In revision (V, V1, V2, V3). When an author is asked to revise a paper, there is no guarantee that the revised paper will be accepted for publication. Usually, in fact, such revised papers must again be refereed. The editor's letter should make this clear.
The author receives referee reports as part of the editor's e-mail requesting revisions. The e-mail contains a link that the author may use to submit the revised version directly into SIAM's web-based system. Also, a deadline of no longer than six months for the revision should be stated.
Accepted pending minor revision (PA). Unlike one that is "in revision," a paper that is PA is more likely to be accepted as long as the author(s) makes the changes specified, but there is no promise and the editor may still reject it. The revision is minor; no major changes are necessary in order to make the paper acceptable. The author receives a decision letter and referee reports. The letter may state whether the editor intends that the revised paper will be sent back to the referees or not.
Rejection (RJ). The editor's letter should leave no doubt as to the status of the paper. The author receives a rejection letter and may also get referee reports.

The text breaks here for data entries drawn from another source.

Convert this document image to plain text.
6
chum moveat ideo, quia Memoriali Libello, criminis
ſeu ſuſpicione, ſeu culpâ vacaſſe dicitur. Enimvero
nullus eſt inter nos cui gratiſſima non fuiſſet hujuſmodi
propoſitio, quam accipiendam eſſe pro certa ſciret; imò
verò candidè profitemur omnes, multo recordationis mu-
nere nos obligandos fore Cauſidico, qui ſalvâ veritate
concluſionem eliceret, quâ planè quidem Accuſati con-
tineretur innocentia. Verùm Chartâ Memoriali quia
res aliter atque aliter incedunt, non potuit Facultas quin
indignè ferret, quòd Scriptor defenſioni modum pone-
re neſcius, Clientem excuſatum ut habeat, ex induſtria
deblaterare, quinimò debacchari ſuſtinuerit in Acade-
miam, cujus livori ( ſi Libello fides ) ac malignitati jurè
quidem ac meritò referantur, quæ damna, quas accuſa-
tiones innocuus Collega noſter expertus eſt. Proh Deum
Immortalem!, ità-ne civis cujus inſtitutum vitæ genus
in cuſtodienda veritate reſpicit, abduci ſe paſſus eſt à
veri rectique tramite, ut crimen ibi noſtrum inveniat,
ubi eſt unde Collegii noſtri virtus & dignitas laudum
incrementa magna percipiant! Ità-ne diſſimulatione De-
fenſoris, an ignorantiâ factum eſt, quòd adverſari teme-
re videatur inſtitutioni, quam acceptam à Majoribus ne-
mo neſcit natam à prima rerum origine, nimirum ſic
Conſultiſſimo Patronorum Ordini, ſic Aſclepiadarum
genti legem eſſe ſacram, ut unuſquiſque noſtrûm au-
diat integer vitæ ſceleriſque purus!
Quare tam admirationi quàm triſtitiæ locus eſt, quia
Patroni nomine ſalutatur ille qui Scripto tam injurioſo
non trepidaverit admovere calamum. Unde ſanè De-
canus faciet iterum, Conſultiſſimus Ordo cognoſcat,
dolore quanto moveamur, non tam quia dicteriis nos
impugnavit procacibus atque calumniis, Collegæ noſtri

In review, re-routed from one editor to another (RR). This status change can be effected only by the EIC. It occurs in one of two situations:
- an editor cannot handle a given paper due to heavy workload or other considerations and requests that the paper be re-routed to another editor. The EIC should inform the SIAM office of the change in editors, and the Publications Manager or Editorial Assistant can take care of the change in editors in the web-based tracking system.
- An editor has not handled a paper in a timely or responsible fashion and the EIC determines that the paper must be re-routed to another editor.
- Transfer: Manuscripts that are of high quality but are inappropriate for SISC can be transferred to other SIAM journals for consideration. Both EICs involved and the author(s) must approve the transfer. The EICs must agree before the author(s) is consulted. If the author agrees to the transfer, the original paper is marked rejected (RJ) and a new file is opened with a different manuscript number.
- Reports: Various reports can be run by SIAM staff. Selected reports are run and distributed to the journal EICs on a monthly and quarterly basis. One report shows all papers in process, while others emphasize papers that have remained in one status for an unusually long time.
The Editorial AssIstant working with SISC sends Review Editors an Individual Editor Report every quarter. This report shows all papers assigned to that editor, and asks for status updates on all papers that have been in review for six months or longer (flagged). If a paper has gone back to an author for revision (V or PA) and the editor has not received the revision though six months have passed, the Editorial Assistant will point this out in the report and will offer to contact the author to see if the author intends to complete the revision.
It is helpful if the editors respond, within one week, to the Editorial Assistant. If possible, the editor should indicate approximately when the review will be completed. SIAM receives the greatest number of author inquiries about flagged papers and it is important that authors be reassured that the review is proceeding.